Dernière mise à jour 10/11/2016 06:21

   Amerys trottinait sur le chemin boueux, les sabots de sa jument claquant dans les flaques d’eau trouble. Cela faisait déjà plusieurs jours qu’elle avait tourné le dos à son village, non sans regrets, mais cela avait été nécessaire car la vie là-bas serait devenue trop douloureuse. La solitude se serait installée et la mélancolie l’aurait abattue.

 

    Son cher père avait rendu son dernier souffle il y avait de cela treize semaines déjà. Ce fut un déchirement pour la jeune femme. Son père, son adorable protecteur avait succombé à une attaque foudroyante alors qu’il travaillait ardemment comme chaque jour dans sa somptueuse forge. Il était jeune, trop jeune pour mourir. Il n’avait que cent cinquante ans, ce qui était expressément jeune pour un nain. En effet le peuple des montagnes vivait en moyenne deux cent cinquante ans, bien plus que les hommes, mais néanmoins bien moins que les elfes… Sa mère était également décédée quelques années plus tôt à l’âge de soixante-douze ans. Et oui, Amerys était le fruit d’une union entre un nain et une humaine, ce qui était chose rare en Terre du Milieu. Les unions entre races étaient mal perçues, beaucoup se cachaient pour vivre leur amour, notamment entre les nains et les hommes. 

 

    Daraïn Forgefer était un nain fort et courageux, forgeron dans la montagne solitaire baptisée Erebor, il vivait en paix auprès de son peuple dans cette magnificence qu’était la cité naine. Il aimait son roi et ami, Thror et montrait une affection très présente pour son fils Thraïn et son petit-fils Thorïn. Issu d’une longue lignée, Daraïn avait hérité du savoir-faire de sa famille et avait acquis sa place de forgeron d’Erebor avec fierté et honneur. C’était un métier de nain, un art de vivre et jamais il ne se serait imaginé faire autre chose que travailler de ses mains. Un jour, alors qu’il déambulait dans les allées de Dale - la ville humaine juchée sur la colline face à la montagne - admirant alors les beaux étalages du marché, si vivants et si colorés, il percuta nonchalamment une humaine aux yeux d’émeraudes.
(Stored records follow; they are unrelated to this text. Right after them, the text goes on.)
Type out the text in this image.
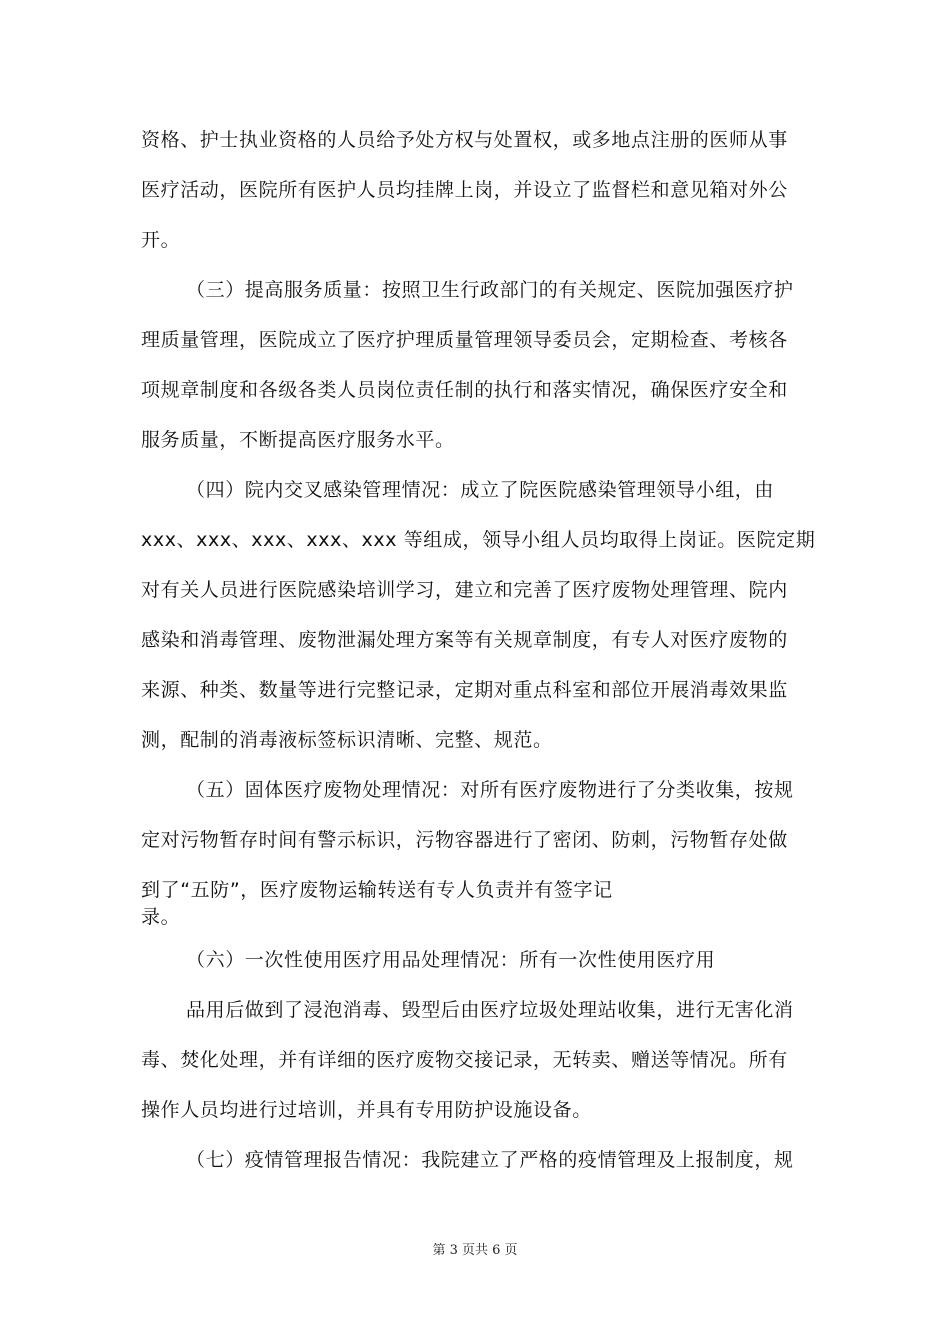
资格、护士执业资格的人员给予处方权与处置权，或多地点注册的医师从事
医疗活动，医院所有医护人员均挂牌上岗，并设立了监督栏和意见箱对外公
开。
（三）提高服务质量：按照卫生行政部门的有关规定、医院加强医疗护
理质量管理，医院成立了医疗护理质量管理领导委员会，定期检查、考核各
项规章制度和各级各类人员岗位责任制的执行和落实情况，确保医疗安全和
服务质量，不断提高医疗服务水平。
（四）院内交叉感染管理情况：成立了院医院感染管理领导小组，由
xxx、xxx、xxx、xxx、xxx 等组成，领导小组人员均取得上岗证。医院定期
对有关人员进行医院感染培训学习，建立和完善了医疗废物处理管理、院内
感染和消毒管理、废物泄漏处理方案等有关规章制度，有专人对医疗废物的
来源、种类、数量等进行完整记录，定期对重点科室和部位开展消毒效果监
测，配制的消毒液标签标识清晰、完整、规范。
（五）固体医疗废物处理情况：对所有医疗废物进行了分类收集，按规
定对污物暂存时间有警示标识，污物容器进行了密闭、防刺，污物暂存处做
到了“五防”，医疗废物运输转送有专人负责并有签字记
录。
（六）一次性使用医疗用品处理情况：所有一次性使用医疗用
品用后做到了浸泡消毒、毁型后由医疗垃圾处理站收集，进行无害化消
毒、焚化处理，并有详细的医疗废物交接记录，无转卖、赠送等情况。所有
操作人员均进行过培训，并具有专用防护设施设备。
（七）疫情管理报告情况：我院建立了严格的疫情管理及上报制度，规
第 3 页共 6 页
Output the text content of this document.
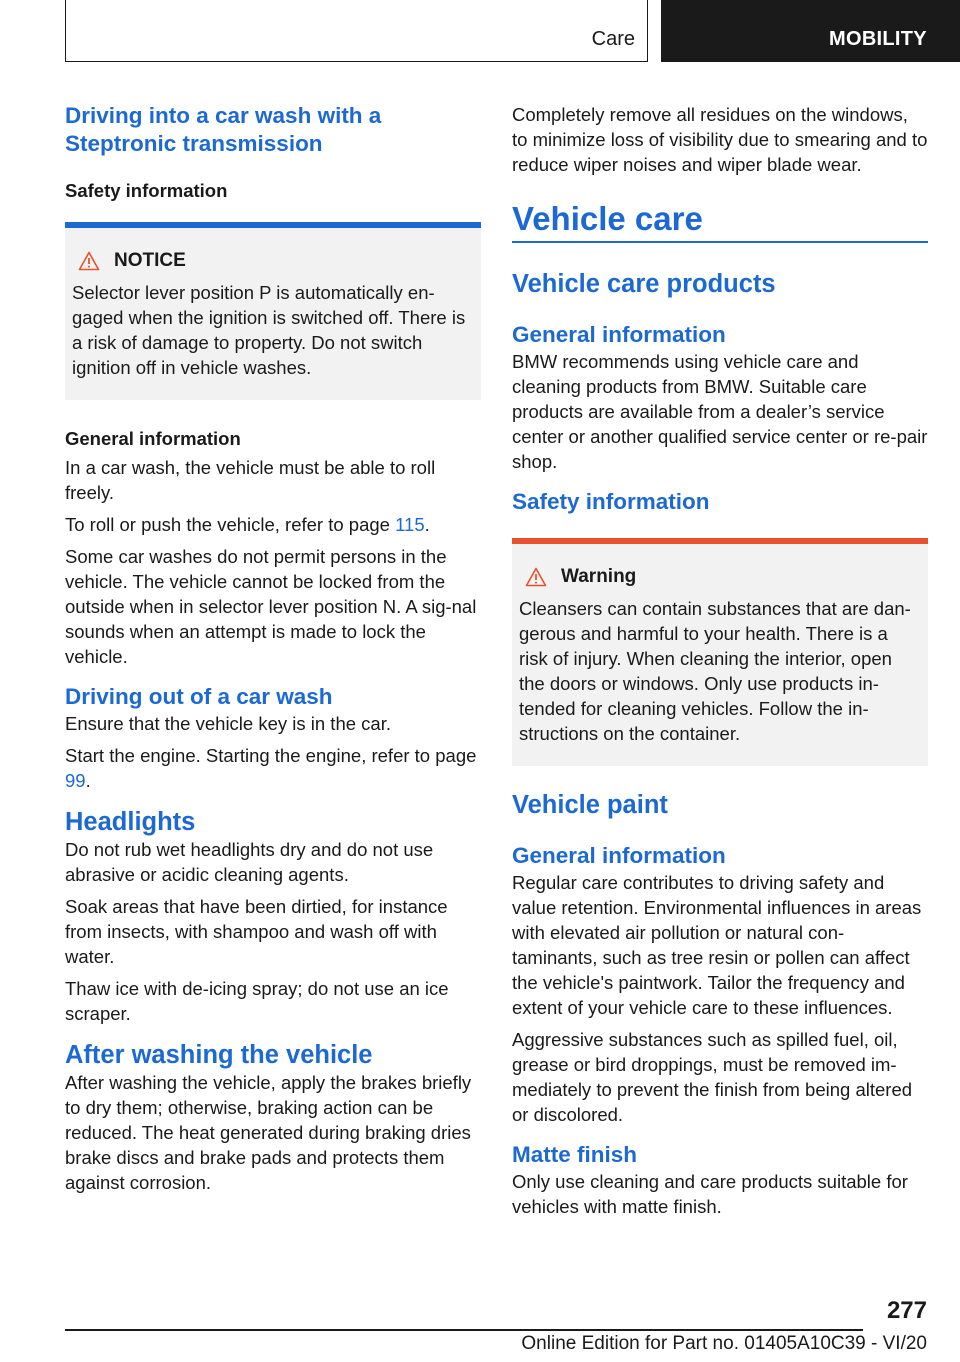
Care	MOBILITY
Driving into a car wash with a Steptronic transmission
Safety information
NOTICE

Selector lever position P is automatically en‐gaged when the ignition is switched off. There is a risk of damage to property. Do not switch ignition off in vehicle washes.

General information

In a car wash, the vehicle must be able to roll freely.

To roll or push the vehicle, refer to page 115.

Some car washes do not permit persons in the vehicle. The vehicle cannot be locked from the outside when in selector lever position N. A sig‐nal sounds when an attempt is made to lock the vehicle.

Driving out of a car wash

Ensure that the vehicle key is in the car.

Start the engine. Starting the engine, refer to page 99.

Headlights

Do not rub wet headlights dry and do not use abrasive or acidic cleaning agents.

Soak areas that have been dirtied, for instance from insects, with shampoo and wash off with water.

Thaw ice with de-icing spray; do not use an ice scraper.

After washing the vehicle

After washing the vehicle, apply the brakes briefly to dry them; otherwise, braking action can be reduced. The heat generated during braking dries brake discs and brake pads and protects them against corrosion.

Completely remove all residues on the windows, to minimize loss of visibility due to smearing and to reduce wiper noises and wiper blade wear.

Vehicle care
Vehicle care products
General information

BMW recommends using vehicle care and cleaning products from BMW. Suitable care products are available from a dealer’s service center or another qualified service center or re‐pair shop.

Safety information
Warning

Cleansers can contain substances that are dan‐gerous and harmful to your health. There is a risk of injury. When cleaning the interior, open the doors or windows. Only use products in‐tended for cleaning vehicles. Follow the in‐structions on the container.

Vehicle paint
General information

Regular care contributes to driving safety and value retention. Environmental influences in areas with elevated air pollution or natural con‐taminants, such as tree resin or pollen can affect the vehicle's paintwork. Tailor the frequency and extent of your vehicle care to these influences.

Aggressive substances such as spilled fuel, oil, grease or bird droppings, must be removed im‐mediately to prevent the finish from being altered or discolored.

Matte finish

Only use cleaning and care products suitable for vehicles with matte finish.

277
Online Edition for Part no. 01405A10C39 - VI/20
Après des excuses poliment adressées à la jeune et belle femme il ne put s’empêcher d’engager la conversation avec elle, ayant presque peur de la voir s’éloigner et ne jamais la revoir. Il aurait eu ce qu’on appelle un coup de foudre, si un tant soit peu on croyait à ces choses-là.     A son plus grand plaisir, cette humaine nommée Aenor fut réceptive à son charme de nain et depuis cette rencontre fortuite et hasardeuse, ils ne se quittèrent plus. La relation fut construite de fil en aiguille sans trop jamais l’exposer au grand jour. Par peur des préjugés et des propos haineux des hommes et des nains. Malgré un grand commerce entre les deux cités, le métissage était encore tabou.   

 

    Cependant, peu de temps après vint le jour funeste, gravé à jamais dans les mémoires de ceux qui s’en souviennent. Terreur en ce jour si beau. Ombre dans le ciel. Flammes dansantes et dévorant la chair et la pierre. Smaug le dragon, attiré par l’or d’Erebor, vint en quête du butin de la montagne. Après avoir savoureusement détruit la ville de Dale et tué bon nombre d’habitants, il posa son regard de serpent sur la cité naine, vomissant son feu à n’en plus finir dans des vrombissements incessants, jusqu’à ce qu’il finisse enfin par atteindre son but et s’infiltrer dans la montagne. Les nains furent chassés de leur demeure, fuyant le maudit lézard géant ailé, devenu alors propriétaire de cette belle cité de caractère, fief d’honneur des nains.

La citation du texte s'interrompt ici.